Le varianti: quanto ci preoccupano?

«Abbastanza, ma d’altronde, anche qui, sapevamo che sarebbero arrivate: le mutazioni sono una caratteristica tipica di questo tipo di virus. Quella inglese risulta più contagiosa comportando un aumento dei casi e, di conseguenza, delle ospedalizzazioni, ma fortunatamente è sensibile ai vaccini».

Cosa pensa delle polemiche sui vaccini e il loro utilizzo?

«La fornitura è ripresa, ce ne sono anche due nuovi in arrivo, quindi in sostanza non ci sono più scuse: dobbiamo vaccinare il più possibile, e il più veloce possibile per arginare le varianti. Importante: i vaccini funzionano, tutti. Anche Astrazeneca, su cui c’erano più dubbi circa l’efficacia, in Inghilterra ha funzionato benissimo, come è stato dimostrato. E anche la strategia adottata dall’Inghilterra, in cui si è preferito somministrare subito tutte le prime dosi e dilazionare le seconde, sta attualmente funzionando. Ma attenzione: questo tipo di ragionamento può farsi solo con i vaccini a vettore virale, come è Astrazeneca e come sono anche Sputnik e Johnson & Johnson (quest’ultimo prevedrebbe addirittura una sola dose), in cui il richiamo può essere dilazionato. I vaccini a mRNA, come i sieri Pfizer e Moderna, impongono invece il rispetto preciso dei tempi tra prima e seconda dose».

E dell’ipotesi di un nuovo lockdown?

«In linea teorica, come è stato visto anche nei due Paesi che stiamo usando come modello di riferimento per valutare l’impatto delle vaccinazioni, cioè l’Inghilterra e Israele, vaccinare in concomitanza o a ridosso di un lockdown paga. Il problema è che in Italia un altro lockdown duro sarebbe finanziariamente insostenibile: il tracollo totale. Certo, anche trascinarsi in vie di mezzo non può essere risolutivo. Ma ricordiamoci che su questo virus sappiamo ancora relativamente poco. E allora è evidente che navigare a vista è, ad oggi, l’unica cosa che possiamo fare. Attenzione però: navigare a vista significa farsi guidare dai dati con discernimento, non interpretarli a piacimento».

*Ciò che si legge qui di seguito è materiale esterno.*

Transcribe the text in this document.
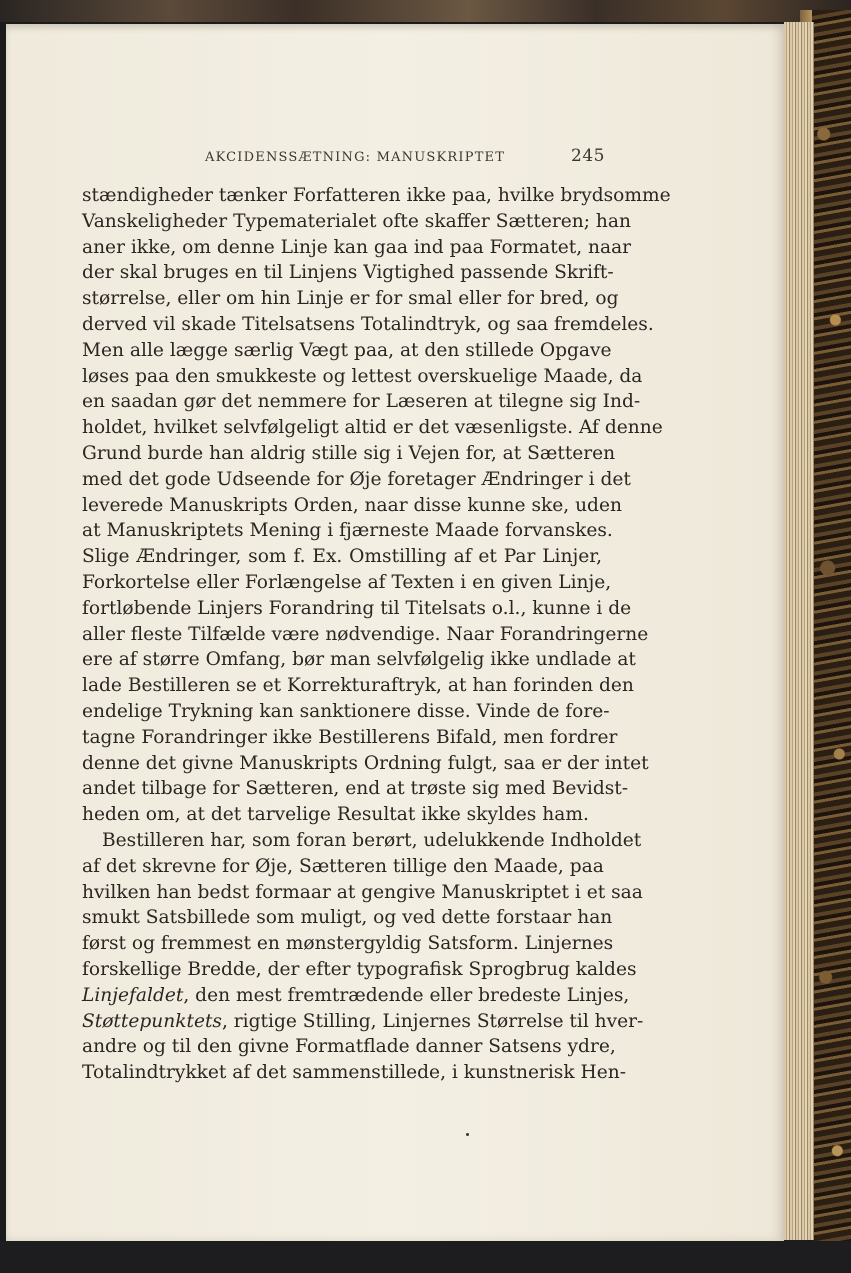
AKCIDENSSÆTNING: MANUSKRIPTET	245
stændigheder tænker Forfatteren ikke paa, hvilke brydsomme
Vanskeligheder Typematerialet ofte skaffer Sætteren; han
aner ikke, om denne Linje kan gaa ind paa Formatet, naar
der skal bruges en til Linjens Vigtighed passende Skrift-
størrelse, eller om hin Linje er for smal eller for bred, og
derved vil skade Titelsatsens Totalindtryk, og saa fremdeles.
Men alle lægge særlig Vægt paa, at den stillede Opgave
løses paa den smukkeste og lettest overskuelige Maade, da
en saadan gør det nemmere for Læseren at tilegne sig Ind-
holdet, hvilket selvfølgeligt altid er det væsenligste. Af denne
Grund burde han aldrig stille sig i Vejen for, at Sætteren
med det gode Udseende for Øje foretager Ændringer i det
leverede Manuskripts Orden, naar disse kunne ske, uden
at Manuskriptets Mening i fjærneste Maade forvanskes.
Slige Ændringer, som f. Ex. Omstilling af et Par Linjer,
Forkortelse eller Forlængelse af Texten i en given Linje,
fortløbende Linjers Forandring til Titelsats o.l., kunne i de
aller fleste Tilfælde være nødvendige. Naar Forandringerne
ere af større Omfang, bør man selvfølgelig ikke undlade at
lade Bestilleren se et Korrekturaftryk, at han forinden den
endelige Trykning kan sanktionere disse. Vinde de fore-
tagne Forandringer ikke Bestillerens Bifald, men fordrer
denne det givne Manuskripts Ordning fulgt, saa er der intet
andet tilbage for Sætteren, end at trøste sig med Bevidst-
heden om, at det tarvelige Resultat ikke skyldes ham.
Bestilleren har, som foran berørt, udelukkende Indholdet
af det skrevne for Øje, Sætteren tillige den Maade, paa
hvilken han bedst formaar at gengive Manuskriptet i et saa
smukt Satsbillede som muligt, og ved dette forstaar han
først og fremmest en mønstergyldig Satsform. Linjernes
forskellige Bredde, der efter typografisk Sprogbrug kaldes
Linjefaldet, den mest fremtrædende eller bredeste Linjes,
Støttepunktets, rigtige Stilling, Linjernes Størrelse til hver-
andre og til den givne Formatflade danner Satsens ydre,
Totalindtrykket af det sammenstillede, i kunstnerisk Hen-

Quali scenari futuri prevede?

«C’è il rischio concreto che questo virus ci accompagnerà per molto tempo. L’immunità di gregge la vedo lontana, in generale con i coronavirus è difficile da raggiungere, ma in questo caso particolare oltre a vaccinare un numero enorme di persone bisognerebbe poi rivaccinarle ogni anno a causa delle varianti, un po’ come accade per l’influenza: uno sforzo immane. Per questo motivo credo che invece che inseguire un’immunità di gregge si debba pensare a svuotare gli ospedali, quindi vaccinare i fragili in via prioritaria. Ritorniamo all’esempio di Inghilterra e Israele: vaccinando a tappeto sono riusciti a svuotare gli ospedali. Trovare modi per aumentare la produzione di dosi di vaccini sarà essenziale, perché al di là delle responsabilità e degli intoppi contrattuali che ci sono stati, produrre dosi di vaccino per gran parte della popolazione mondiale dall’oggi al domani è oggettivamente complicato, a dir poco».

Dobbiamo quindi adottare strategie di convivenza?

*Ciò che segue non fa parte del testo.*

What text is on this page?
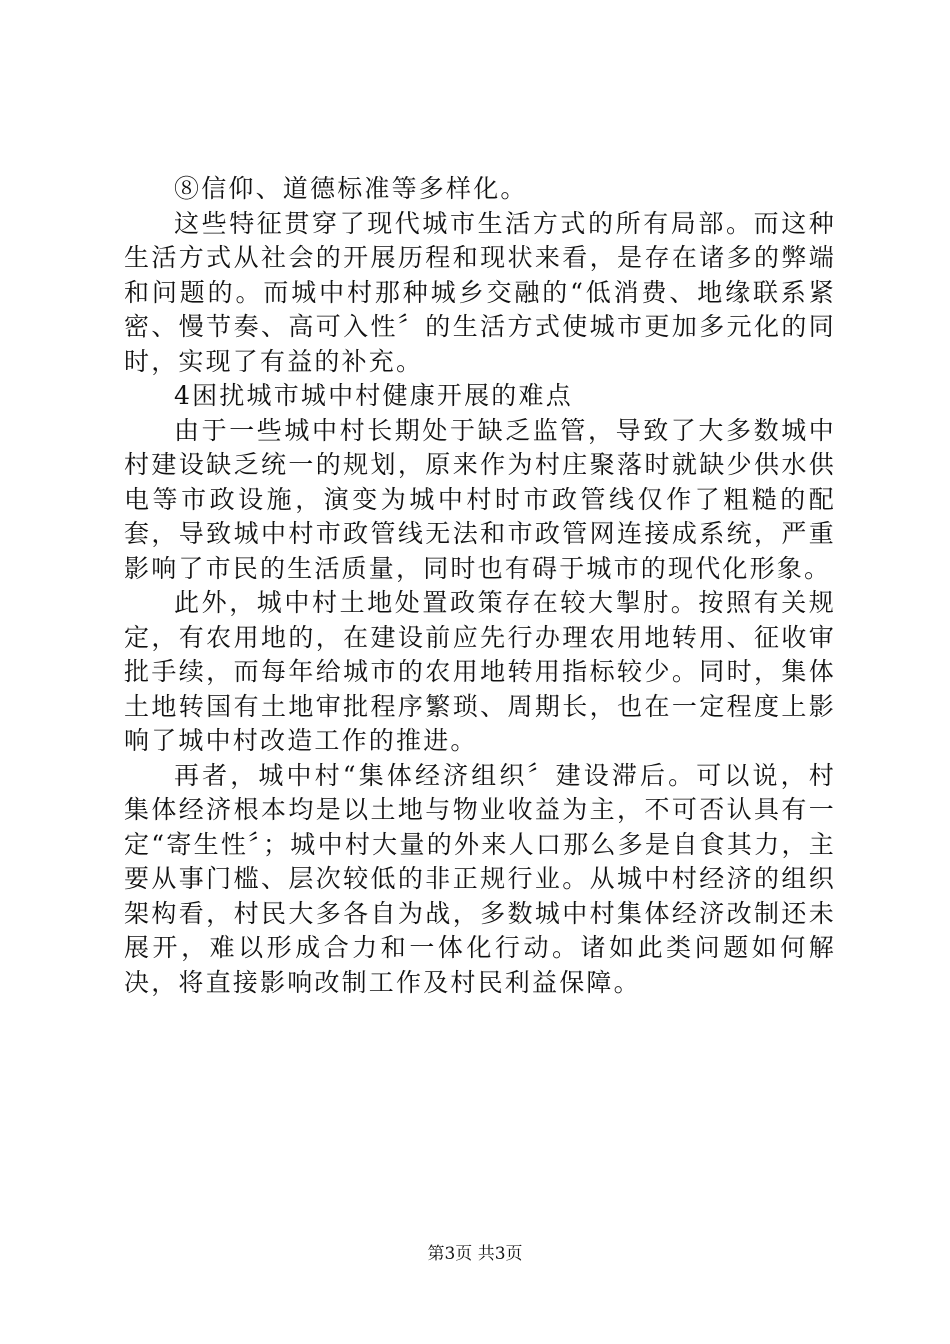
⑧信仰、道德标准等多样化。

这些特征贯穿了现代城市生活方式的所有局部。而这种生活方式从社会的开展历程和现状来看，是存在诸多的弊端和问题的。而城中村那种城乡交融的“低消费、地缘联系紧密、慢节奏、高可入性〞的生活方式使城市更加多元化的同时，实现了有益的补充。

4困扰城市城中村健康开展的难点

由于一些城中村长期处于缺乏监管，导致了大多数城中村建设缺乏统一的规划，原来作为村庄聚落时就缺少供水供电等市政设施，演变为城中村时市政管线仅作了粗糙的配套，导致城中村市政管线无法和市政管网连接成系统，严重影响了市民的生活质量，同时也有碍于城市的现代化形象。

此外，城中村土地处置政策存在较大掣肘。按照有关规定，有农用地的，在建设前应先行办理农用地转用、征收审批手续，而每年给城市的农用地转用指标较少。同时，集体土地转国有土地审批程序繁琐、周期长，也在一定程度上影响了城中村改造工作的推进。

再者，城中村“集体经济组织〞建设滞后。可以说，村集体经济根本均是以土地与物业收益为主，不可否认具有一定“寄生性〞；城中村大量的外来人口那么多是自食其力，主要从事门槛、层次较低的非正规行业。从城中村经济的组织架构看，村民大多各自为战，多数城中村集体经济改制还未展开，难以形成合力和一体化行动。诸如此类问题如何解决，将直接影响改制工作及村民利益保障。

第3页 共3页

«Il virus è tra noi, non ce ne libereremo domani, e neanche dopodomani. Per dirla tutta, la mia sensazione è che dobbiamo attrezzarci per conviverci a tempo indeterminato. Con i vaccini e il mantenimento di alcune misure possiamo raggiungere l’obiettivo più realistico che abbiamo: evitare una catastrofe annuale».